By Rico du Plessis, Chief Operating Officer at Comsol.
Many moons ago, governments realised that they had to provide telecommunication infrastructure to the populace in order for them to telecommunicate. In most countries this was done with tax-payer’s money, under the guise of state owned monopolies.
This system worked very well, except for one small problem: Private enterprise could never ever compete fairly with these huge monopolies, resulting in an environment where consumers had no freedom of choice. What exasperated this problem even more in most countries, was the fact that these monopolies had protection under law from any competition. They were the only people allowed to lay copper and fibre, build wireless networks and provide circuits between exchanges.
This protection was largely diminished in South Africa when the local regulatory environment was relaxed under the new ECA (Electronic Communications Act), but public sector companies are still decades behind in building infrastructure that equals the scale of the previous state-owned Telkom.
Governments have realised that there is an unfair challenge for newly empowered, private sector companies when competing to get to these customers, and have thus decided to allow these companies access to the existing wires in the ground (local loop unbundling) that the tax payers paid for in the first place.
There are disparaging views on unbundling. On the one hand, people argue that by unbundling the local loop, governments would be discouraging investment in newer technologies and advanced infrastructure by the new kids on the block. Why would company X spend money on better infrastructure, if it could use the existing infrastructure at a fraction of the current costs? Surely these companies would much rather spend this money on advertising and building superior core networks that would place Telkom at a disadvantage.

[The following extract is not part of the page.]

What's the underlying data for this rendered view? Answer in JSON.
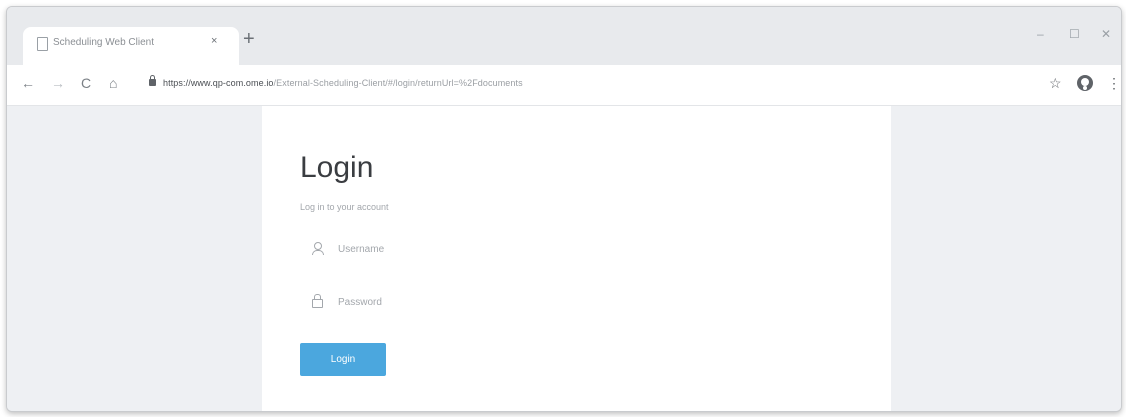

On the other hand, there are those who feel that the consumers paid for these networks and then government just gave it away when it was privatised. That’s not fair is it?
This process in South Africa dates back to as far as 2006, when the then minister of communications announced the appointment of the Local Loop Unbundling Committee.

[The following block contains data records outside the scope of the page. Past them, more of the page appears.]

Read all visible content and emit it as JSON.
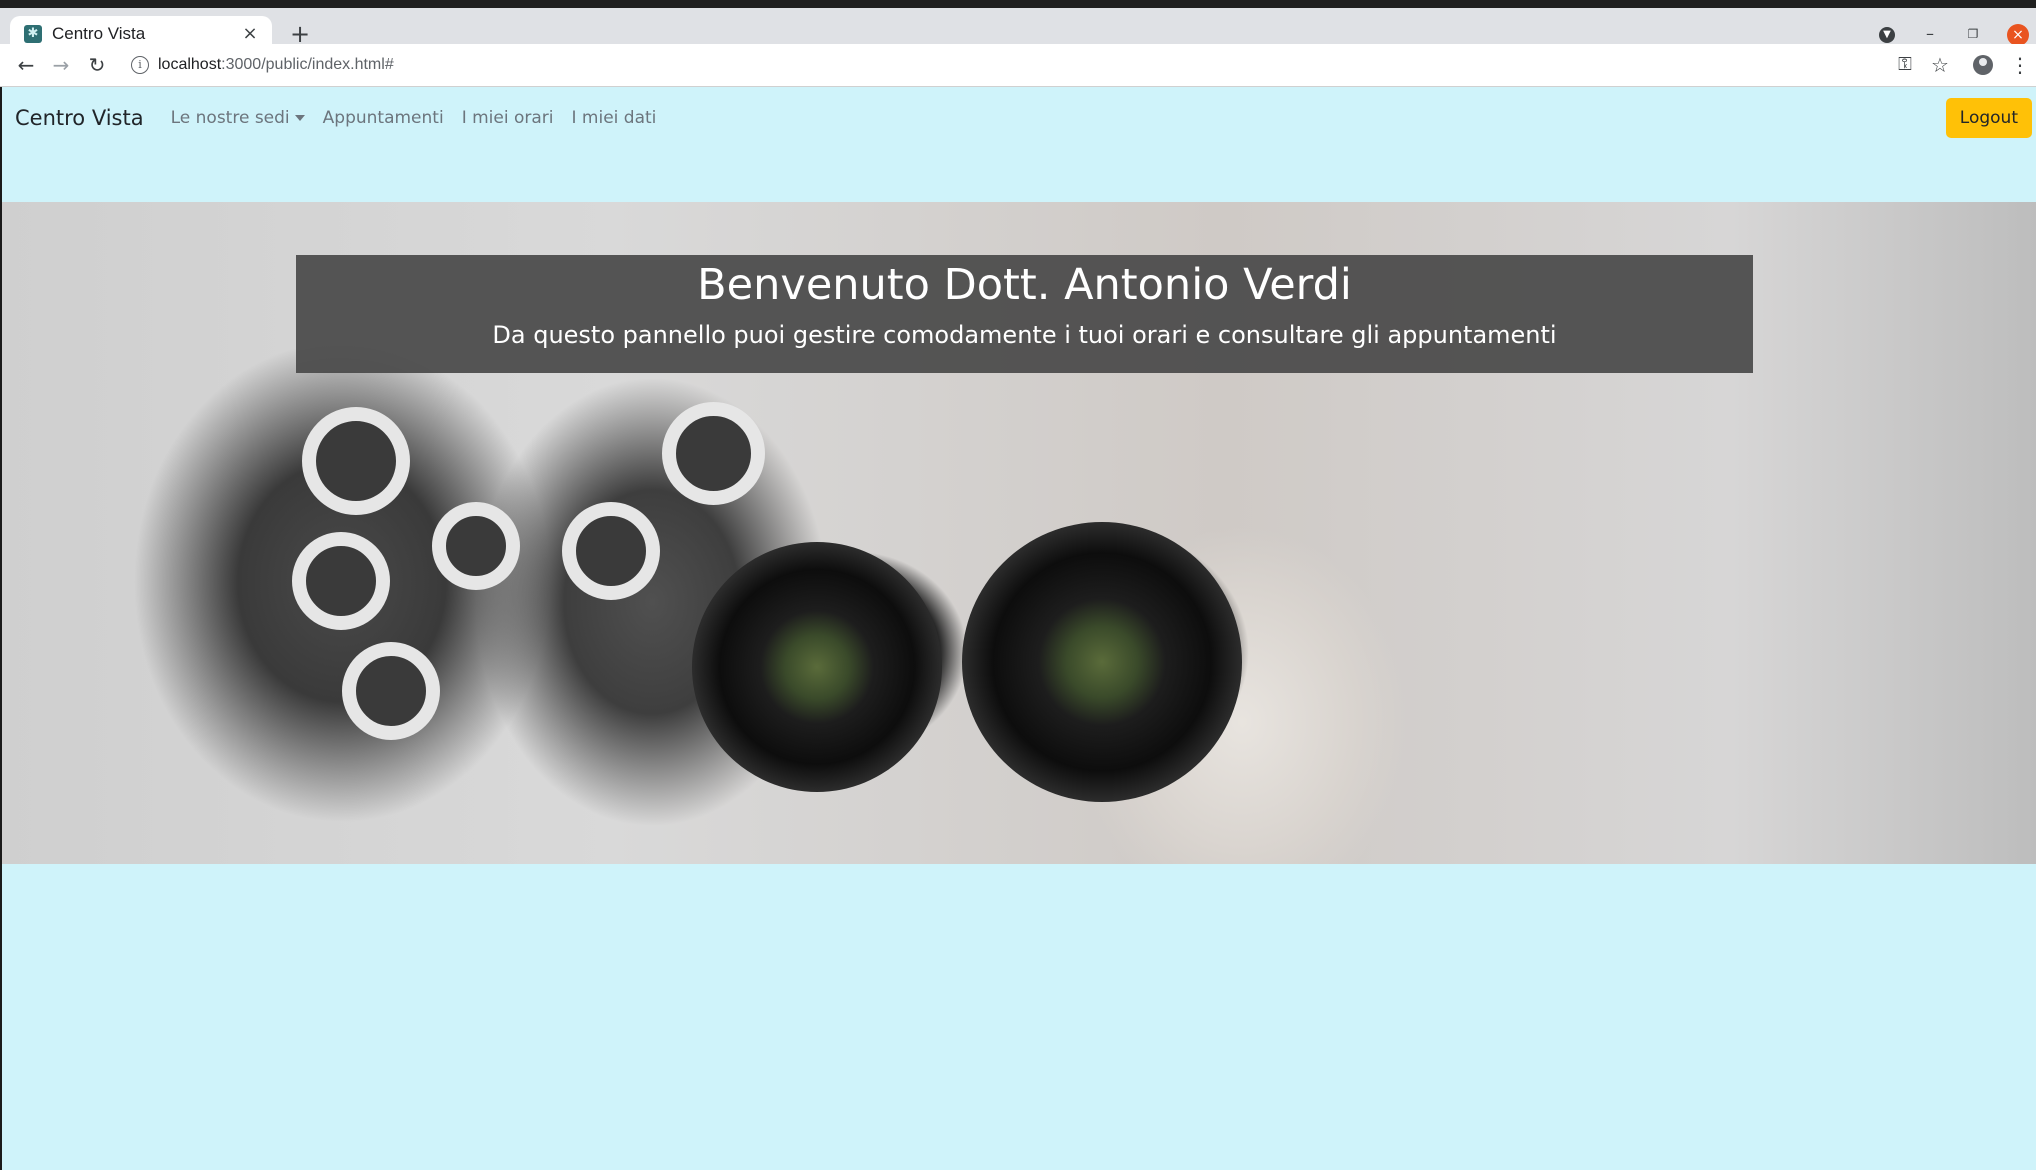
{
  "browser": {
    "tab_title": "Centro Vista",
    "tab_close": "×",
    "new_tab": "+",
    "url_host": "localhost",
    "url_path": ":3000/public/index.html#"
  },
  "navbar": {
    "brand": "Centro Vista",
    "links": [
      "Le nostre sedi",
      "Appuntamenti",
      "I miei orari",
      "I miei dati"
    ],
    "logout": "Logout"
  },
  "hero": {
    "title": "Benvenuto Dott. Antonio Verdi",
    "subtitle": "Da questo pannello puoi gestire comodamente i tuoi orari e consultare gli appuntamenti"
  },
  "colors": {
    "page_background": "#cff3fa",
    "logout_button": "#ffc107",
    "hero_banner": "#4b4b4b"
  },
  "icons": {
    "back": "arrow-left-icon",
    "forward": "arrow-right-icon",
    "reload": "reload-icon",
    "info": "info-icon",
    "key": "key-icon",
    "star": "star-icon",
    "profile": "profile-icon",
    "menu": "kebab-menu-icon"
  }
}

On 22 June of this year ICASA published their view in light of the ministerial instructions, in a Discussion Paper for comment on this matter by stakeholders. (Gov. Gazette # 34382 / Notice 409 of 2011) If this matter is of interest to you I recommend that you read this paper in detail. In a nutshell, ICASA holds the view that the local loop has, in fact, already been unbundled.
Their view is as follows:
Section 43 of the ECA already compels license holders to lease facilities to other licensees.
Facilities that have to be leased include, but are not limited to:
- Radio apparatus
- Space on and in poles, ducts, cable trays etc.
On May 31 2010, the Electronic Facilities Leasing Regulations were published, regulating these leasing conditions and obligations. The regulator thus believes that all that is left to conclude is a standard that needs to be adhered to when requesting access. The June 22 Discussion Paper asked the relevant stakeholders for their input. This input had to be submitted by 26 August.
In other words, like so many things in this beautiful country of ours, the legislative framework exists for ECS and ECNS license holders to get wholesale and non-discriminatory access to the local loop, as well as other facilities, (like masts, poles and radio apparatus) yet I feel that it will take a court action before we will see broad application of this process.
Let’s see what the stake-holders present and what action follows from this latest attempt to get cheaper communications to all South Africans.
Are they all afraid that they might end up giving more than what they can take?
Will ISPA take a lead in fighting the consumer’s right to cheaper calls and data?
I for one will be watching with bated breath.